Près de 1000 juges marocains ont organisé un «sit-in» sans précédent, samedi, devant la Cour suprême, exigeant une plus grande indépendance pour le pouvoir judiciaire.

Cette rare manifestation a été organisée par le Club des juges, un groupe formé en août 2011 pour réclamer une réforme judiciaire. Le groupe a été officiellement interdit, mais est toléré.

Les tribunaux marocains ont historiquement été peu solides et sont tombés sous le contrôle du roi et de son ministre de la Justice, qui détermine le salaire et la nomination des juges, ce qui pousse ces derniers à souvent trancher selon ce qui leur est demandé, pour le bien de leurs carrières.

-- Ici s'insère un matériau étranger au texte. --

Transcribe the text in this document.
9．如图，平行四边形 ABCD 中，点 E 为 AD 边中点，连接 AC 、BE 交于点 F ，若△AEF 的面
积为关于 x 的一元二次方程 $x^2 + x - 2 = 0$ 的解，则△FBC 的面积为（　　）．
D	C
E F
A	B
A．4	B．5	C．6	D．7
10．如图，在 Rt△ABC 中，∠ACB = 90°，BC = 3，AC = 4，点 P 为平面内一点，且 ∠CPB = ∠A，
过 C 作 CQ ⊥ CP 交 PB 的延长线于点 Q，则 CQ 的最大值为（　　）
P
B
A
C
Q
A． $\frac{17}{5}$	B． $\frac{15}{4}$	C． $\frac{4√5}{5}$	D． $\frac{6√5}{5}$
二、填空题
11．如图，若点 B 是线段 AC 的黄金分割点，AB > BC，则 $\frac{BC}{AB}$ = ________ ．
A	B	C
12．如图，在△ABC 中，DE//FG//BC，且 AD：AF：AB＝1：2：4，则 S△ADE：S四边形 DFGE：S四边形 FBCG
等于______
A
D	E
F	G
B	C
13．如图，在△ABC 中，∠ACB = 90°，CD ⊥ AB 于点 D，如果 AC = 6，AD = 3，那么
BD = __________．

Au dire de Nazik Bekkal, un juge du nord du pays ayant participé à la manifestation, les magistrats n'ont pas de protection, pas de droits, un salaire misérable et travaillent dans des conditions «catastrophiques». Il a ajouté que les juges souhaitaient une plus grande autonomie et l'indépendance du système judiciaire.

Selon le fondateur du club, Yassine Mkhelli, plus de 2200 juges, soit environ les deux tiers du total national, ont signé la pétition réclamant des réformes.

En mai, des juges de partout au pays ont porté des brassards rouges pour protester contre ce qu'ils considèrent être une obstruction gouvernementale dans le domaine judiciaire, lors d'une autre action organisée par le club.

La nouvelle constitution marocaine, adoptée l'an dernier, donne plus de pouvoirs à la branche judiciaire du pouvoir, en plus de lui accorder une indépendance accrue, mais elle doit encore être mise en pratique.

La justice est l'un des domaines les plus délicats dans ce pays d'Afrique du Nord comptant 32 millions d'habitants, où la méfiance est généralisée envers un système de tribunaux qui, selon la majorité des habitants, sert l'intérêt du plus riche.

Des détracteurs avancent qu'un verdict dans une cause civile peut être acheté pour seulement 5000 $, tandis qu'un coup de téléphone d'un haut responsable est suffisant pour sceller un verdict de culpabilité lors de procès pour terrorisme ou dans des causes à saveur politique.

Le Parti islamiste de la Justice et du Développement, qui a remporté les élections de l'an dernier, a fait de la lutte à la corruption et de la création d'une branche du pouvoir judiciaire véritablement indépendante ses deux chevaux de bataille, mais les juges affirment que bien peu a changé.

«Ce problème touche tous les Marocains qui ont droit à un pouvoir judiciaire véritablement indépendant», a déclaré Mohammed Anbar, le vice-président du club et juge à la Cour suprême.

«Nous sommes là, tout simplement, pour l'indépendance du système de justice. Nous voulons un système qui est efficace, intègre, solide et indépendant.»